In reaching an opinion as to the amount of the damages suffered for the breach of the asset purchase agreement, neither of U.S. Global’s damage experts relied on any calculations of “lost profits,” “lost sales,” “business interruption,” “lost business opportunities,” “lost tax credits,” or “lost tonnage fees.” As to the calculation of damages for breach of the commission and services agreements, it is true that U.S. Global’s expert conducted a calculation using “monetized tons” and “monetization rate per ton,” but I do not equate calculations using those terms with “lost profits,” “lost sales,” “lost business opportunities,” “lost tax credits,” or “lost tonnage fees.”

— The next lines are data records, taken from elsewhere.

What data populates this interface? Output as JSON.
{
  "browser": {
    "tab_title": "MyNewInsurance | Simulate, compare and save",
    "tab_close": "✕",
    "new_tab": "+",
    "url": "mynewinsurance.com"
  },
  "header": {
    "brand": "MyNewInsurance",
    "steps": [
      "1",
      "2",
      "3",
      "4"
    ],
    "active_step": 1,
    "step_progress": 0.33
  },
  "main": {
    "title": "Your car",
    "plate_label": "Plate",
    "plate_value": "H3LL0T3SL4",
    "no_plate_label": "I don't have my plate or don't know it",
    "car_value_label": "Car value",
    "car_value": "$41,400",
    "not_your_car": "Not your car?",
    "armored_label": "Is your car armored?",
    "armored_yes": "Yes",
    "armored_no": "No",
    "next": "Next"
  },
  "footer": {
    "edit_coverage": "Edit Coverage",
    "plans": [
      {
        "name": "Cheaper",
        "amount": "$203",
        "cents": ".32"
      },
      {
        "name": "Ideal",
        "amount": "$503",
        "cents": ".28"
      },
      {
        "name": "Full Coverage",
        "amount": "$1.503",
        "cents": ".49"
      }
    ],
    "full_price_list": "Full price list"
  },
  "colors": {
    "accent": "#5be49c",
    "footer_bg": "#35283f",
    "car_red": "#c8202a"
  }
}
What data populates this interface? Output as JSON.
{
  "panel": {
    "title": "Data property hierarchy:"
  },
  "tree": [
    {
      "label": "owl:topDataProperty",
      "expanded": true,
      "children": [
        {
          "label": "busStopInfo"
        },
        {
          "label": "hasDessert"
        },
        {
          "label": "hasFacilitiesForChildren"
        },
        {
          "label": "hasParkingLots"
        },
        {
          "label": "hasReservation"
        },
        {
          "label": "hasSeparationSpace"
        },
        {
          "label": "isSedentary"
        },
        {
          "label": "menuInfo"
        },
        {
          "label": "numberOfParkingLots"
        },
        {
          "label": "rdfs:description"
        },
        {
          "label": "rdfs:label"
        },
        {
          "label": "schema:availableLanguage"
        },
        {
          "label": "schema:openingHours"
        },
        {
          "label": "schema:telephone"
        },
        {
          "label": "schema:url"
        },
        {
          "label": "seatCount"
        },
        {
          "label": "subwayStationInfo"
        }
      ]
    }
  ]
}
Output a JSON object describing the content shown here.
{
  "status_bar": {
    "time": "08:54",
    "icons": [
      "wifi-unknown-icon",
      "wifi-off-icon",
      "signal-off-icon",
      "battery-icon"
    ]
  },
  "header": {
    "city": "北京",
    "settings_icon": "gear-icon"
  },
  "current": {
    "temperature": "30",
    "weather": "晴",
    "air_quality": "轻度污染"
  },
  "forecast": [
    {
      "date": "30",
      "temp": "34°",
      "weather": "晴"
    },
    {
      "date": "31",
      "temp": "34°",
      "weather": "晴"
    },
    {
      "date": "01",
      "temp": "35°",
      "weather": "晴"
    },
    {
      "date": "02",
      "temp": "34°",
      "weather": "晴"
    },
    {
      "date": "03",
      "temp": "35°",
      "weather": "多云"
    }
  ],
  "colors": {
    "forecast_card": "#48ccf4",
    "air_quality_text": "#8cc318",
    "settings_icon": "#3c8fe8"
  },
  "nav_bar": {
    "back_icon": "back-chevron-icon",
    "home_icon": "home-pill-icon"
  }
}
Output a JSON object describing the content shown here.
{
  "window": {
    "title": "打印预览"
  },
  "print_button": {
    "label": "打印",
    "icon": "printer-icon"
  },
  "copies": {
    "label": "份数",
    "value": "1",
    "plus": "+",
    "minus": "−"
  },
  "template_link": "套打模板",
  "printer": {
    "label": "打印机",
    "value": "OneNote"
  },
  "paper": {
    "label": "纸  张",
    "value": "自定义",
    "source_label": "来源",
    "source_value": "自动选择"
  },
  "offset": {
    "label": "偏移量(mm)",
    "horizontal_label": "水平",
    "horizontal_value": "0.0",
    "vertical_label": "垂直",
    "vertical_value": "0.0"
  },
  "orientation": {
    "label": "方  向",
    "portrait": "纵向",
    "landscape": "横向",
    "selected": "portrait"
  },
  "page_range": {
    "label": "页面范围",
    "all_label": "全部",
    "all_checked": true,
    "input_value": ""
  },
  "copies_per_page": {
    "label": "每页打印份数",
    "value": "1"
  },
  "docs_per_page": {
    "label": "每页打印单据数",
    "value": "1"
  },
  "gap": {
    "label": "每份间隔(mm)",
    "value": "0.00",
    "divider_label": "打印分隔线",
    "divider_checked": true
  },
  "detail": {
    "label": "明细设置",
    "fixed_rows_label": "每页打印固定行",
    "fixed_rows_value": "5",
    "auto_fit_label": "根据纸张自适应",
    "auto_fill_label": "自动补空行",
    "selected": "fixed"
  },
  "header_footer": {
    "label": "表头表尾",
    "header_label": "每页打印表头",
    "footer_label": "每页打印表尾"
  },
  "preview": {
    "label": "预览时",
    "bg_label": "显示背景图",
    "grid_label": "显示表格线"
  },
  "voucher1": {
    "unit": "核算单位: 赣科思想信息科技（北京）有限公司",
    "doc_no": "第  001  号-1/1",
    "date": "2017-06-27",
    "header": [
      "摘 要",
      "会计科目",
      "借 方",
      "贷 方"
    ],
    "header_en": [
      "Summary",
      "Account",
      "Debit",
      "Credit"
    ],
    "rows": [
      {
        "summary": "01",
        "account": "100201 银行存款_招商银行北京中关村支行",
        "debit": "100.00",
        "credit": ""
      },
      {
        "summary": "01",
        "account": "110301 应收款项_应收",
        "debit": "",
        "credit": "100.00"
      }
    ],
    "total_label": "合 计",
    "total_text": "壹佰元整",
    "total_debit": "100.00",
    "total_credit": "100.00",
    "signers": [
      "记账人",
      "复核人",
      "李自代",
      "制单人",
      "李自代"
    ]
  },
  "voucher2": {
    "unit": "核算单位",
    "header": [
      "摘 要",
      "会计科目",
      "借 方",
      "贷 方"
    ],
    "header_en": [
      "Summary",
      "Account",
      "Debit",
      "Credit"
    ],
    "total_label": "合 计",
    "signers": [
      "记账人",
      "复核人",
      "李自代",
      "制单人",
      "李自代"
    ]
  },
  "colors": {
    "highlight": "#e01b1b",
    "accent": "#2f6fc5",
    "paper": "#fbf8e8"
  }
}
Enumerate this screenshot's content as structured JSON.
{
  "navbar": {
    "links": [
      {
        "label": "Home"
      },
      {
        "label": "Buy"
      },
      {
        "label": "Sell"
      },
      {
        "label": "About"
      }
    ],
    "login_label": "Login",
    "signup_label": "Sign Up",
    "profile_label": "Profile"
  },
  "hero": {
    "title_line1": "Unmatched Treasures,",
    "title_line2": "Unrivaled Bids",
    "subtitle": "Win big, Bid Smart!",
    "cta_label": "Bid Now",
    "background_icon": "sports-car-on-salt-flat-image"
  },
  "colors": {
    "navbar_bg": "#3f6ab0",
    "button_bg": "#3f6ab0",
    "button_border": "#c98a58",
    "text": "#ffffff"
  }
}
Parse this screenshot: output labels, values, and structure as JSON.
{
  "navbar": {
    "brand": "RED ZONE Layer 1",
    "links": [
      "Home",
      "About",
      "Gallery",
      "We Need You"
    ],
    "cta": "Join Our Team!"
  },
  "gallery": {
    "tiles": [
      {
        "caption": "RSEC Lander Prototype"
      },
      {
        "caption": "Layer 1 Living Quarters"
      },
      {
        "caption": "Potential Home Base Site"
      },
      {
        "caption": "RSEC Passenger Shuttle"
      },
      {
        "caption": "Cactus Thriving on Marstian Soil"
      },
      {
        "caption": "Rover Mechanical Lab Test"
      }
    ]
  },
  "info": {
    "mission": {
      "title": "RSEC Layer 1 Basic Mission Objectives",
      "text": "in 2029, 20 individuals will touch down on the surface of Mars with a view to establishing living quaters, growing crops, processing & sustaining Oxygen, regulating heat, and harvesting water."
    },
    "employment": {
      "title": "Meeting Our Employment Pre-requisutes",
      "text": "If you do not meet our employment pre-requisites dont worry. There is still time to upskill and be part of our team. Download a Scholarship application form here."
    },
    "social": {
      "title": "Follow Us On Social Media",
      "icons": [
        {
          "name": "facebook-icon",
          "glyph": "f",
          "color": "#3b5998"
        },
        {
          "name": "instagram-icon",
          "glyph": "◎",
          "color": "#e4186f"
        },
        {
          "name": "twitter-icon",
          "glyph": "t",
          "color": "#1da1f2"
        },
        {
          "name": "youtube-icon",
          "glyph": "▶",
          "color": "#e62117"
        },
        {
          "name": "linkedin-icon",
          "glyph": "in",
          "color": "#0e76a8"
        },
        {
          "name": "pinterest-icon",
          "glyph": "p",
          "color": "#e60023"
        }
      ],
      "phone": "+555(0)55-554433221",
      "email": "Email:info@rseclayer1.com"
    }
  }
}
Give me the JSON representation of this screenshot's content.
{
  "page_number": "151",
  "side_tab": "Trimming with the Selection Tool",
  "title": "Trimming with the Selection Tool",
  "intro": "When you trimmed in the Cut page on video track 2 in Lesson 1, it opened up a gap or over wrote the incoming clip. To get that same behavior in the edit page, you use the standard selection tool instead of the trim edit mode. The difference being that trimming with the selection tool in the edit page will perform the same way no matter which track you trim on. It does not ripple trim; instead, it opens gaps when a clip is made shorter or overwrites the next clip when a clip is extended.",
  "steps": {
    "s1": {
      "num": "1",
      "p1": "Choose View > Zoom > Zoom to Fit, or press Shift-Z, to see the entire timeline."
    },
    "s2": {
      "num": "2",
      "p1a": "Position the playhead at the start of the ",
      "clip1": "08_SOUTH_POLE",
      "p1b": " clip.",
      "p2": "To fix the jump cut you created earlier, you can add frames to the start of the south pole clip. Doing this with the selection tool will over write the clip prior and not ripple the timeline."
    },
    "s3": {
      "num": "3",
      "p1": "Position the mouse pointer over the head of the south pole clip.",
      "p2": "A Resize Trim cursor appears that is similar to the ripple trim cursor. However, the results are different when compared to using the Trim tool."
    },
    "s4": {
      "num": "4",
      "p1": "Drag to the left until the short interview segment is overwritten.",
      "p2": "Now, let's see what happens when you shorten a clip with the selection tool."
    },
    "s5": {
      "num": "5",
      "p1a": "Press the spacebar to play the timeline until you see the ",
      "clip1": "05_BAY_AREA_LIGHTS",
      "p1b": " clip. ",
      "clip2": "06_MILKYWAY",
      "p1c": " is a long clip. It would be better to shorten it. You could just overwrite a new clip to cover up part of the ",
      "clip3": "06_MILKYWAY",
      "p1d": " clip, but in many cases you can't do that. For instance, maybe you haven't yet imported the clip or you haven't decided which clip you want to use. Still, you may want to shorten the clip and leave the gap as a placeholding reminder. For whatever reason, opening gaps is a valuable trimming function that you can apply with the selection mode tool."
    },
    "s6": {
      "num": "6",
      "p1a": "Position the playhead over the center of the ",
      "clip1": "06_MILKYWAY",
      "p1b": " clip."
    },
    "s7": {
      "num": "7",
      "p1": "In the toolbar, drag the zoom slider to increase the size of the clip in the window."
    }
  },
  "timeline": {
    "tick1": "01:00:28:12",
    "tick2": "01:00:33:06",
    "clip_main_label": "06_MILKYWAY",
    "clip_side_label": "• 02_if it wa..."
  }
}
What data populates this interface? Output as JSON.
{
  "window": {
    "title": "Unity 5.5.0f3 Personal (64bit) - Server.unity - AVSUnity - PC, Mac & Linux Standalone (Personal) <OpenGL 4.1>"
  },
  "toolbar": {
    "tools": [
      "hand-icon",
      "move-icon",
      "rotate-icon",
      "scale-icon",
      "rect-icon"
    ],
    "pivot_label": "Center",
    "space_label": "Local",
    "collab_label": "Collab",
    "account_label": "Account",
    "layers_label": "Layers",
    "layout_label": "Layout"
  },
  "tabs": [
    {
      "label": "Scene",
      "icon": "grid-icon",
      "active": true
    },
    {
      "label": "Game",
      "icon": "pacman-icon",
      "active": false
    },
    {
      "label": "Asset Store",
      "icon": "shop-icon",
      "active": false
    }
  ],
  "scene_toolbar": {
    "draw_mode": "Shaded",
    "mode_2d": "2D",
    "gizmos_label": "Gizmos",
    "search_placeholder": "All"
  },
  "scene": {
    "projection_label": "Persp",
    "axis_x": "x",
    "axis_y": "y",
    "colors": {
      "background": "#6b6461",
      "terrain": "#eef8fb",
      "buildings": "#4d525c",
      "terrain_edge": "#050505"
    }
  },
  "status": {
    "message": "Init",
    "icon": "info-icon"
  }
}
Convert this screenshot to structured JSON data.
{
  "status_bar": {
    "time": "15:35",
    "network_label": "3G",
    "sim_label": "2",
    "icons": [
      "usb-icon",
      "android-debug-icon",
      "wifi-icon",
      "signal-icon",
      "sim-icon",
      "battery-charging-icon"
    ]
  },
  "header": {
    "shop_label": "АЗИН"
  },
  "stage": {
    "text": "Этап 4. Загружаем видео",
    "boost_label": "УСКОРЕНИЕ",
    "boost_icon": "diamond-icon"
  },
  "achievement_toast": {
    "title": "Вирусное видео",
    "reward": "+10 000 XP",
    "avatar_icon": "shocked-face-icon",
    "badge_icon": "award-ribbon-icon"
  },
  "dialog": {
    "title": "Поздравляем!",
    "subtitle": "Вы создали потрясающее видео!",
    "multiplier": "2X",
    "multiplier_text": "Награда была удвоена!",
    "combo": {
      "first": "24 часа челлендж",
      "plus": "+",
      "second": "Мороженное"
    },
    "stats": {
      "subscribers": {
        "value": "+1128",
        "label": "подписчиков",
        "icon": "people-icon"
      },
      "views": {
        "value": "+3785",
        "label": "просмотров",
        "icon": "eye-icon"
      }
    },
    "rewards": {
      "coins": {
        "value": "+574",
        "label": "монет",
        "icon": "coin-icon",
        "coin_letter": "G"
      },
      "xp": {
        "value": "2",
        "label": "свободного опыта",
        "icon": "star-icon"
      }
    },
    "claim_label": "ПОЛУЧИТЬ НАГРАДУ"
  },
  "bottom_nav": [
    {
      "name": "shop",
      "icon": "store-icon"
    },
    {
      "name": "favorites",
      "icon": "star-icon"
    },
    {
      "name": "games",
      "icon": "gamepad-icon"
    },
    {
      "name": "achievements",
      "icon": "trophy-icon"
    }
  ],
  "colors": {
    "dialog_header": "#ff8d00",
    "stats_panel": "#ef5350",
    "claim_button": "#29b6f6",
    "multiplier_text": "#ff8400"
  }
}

I note that all the parties to the agreements were sophisticated business entities. In the end, this case revolves around the meaning of words in the asset purchase agreement. The parties chose New York law to govern the agreement. The general limitation-on-damages provision in the agreement was a two-edged sword designed to cut both ways. If U.S. Global had signed the agreement and then turned around and sold the assets to another company for a higher price, it is hard to imagine that Progress Energy would have agreed the general limitation-on-damages provision limits them to specific performance as the sole remedy.2 If the parties truly intended to cut off entitlement to all general damages, they could have plainly and explicitly said so. If the parties intended to limit the remedy for breach of contract to specific performance, as Progress Energy contends, the parties could have written the asset purchase agreement that way.

Based on the foregoing, I would affirm the final judgment in U.S. Global’s favor.

. The federal government allowed the generation of synfuel tax credits for a limited period of time, and the length of time to litigate the case would make the effectiveness of specific performance questionable.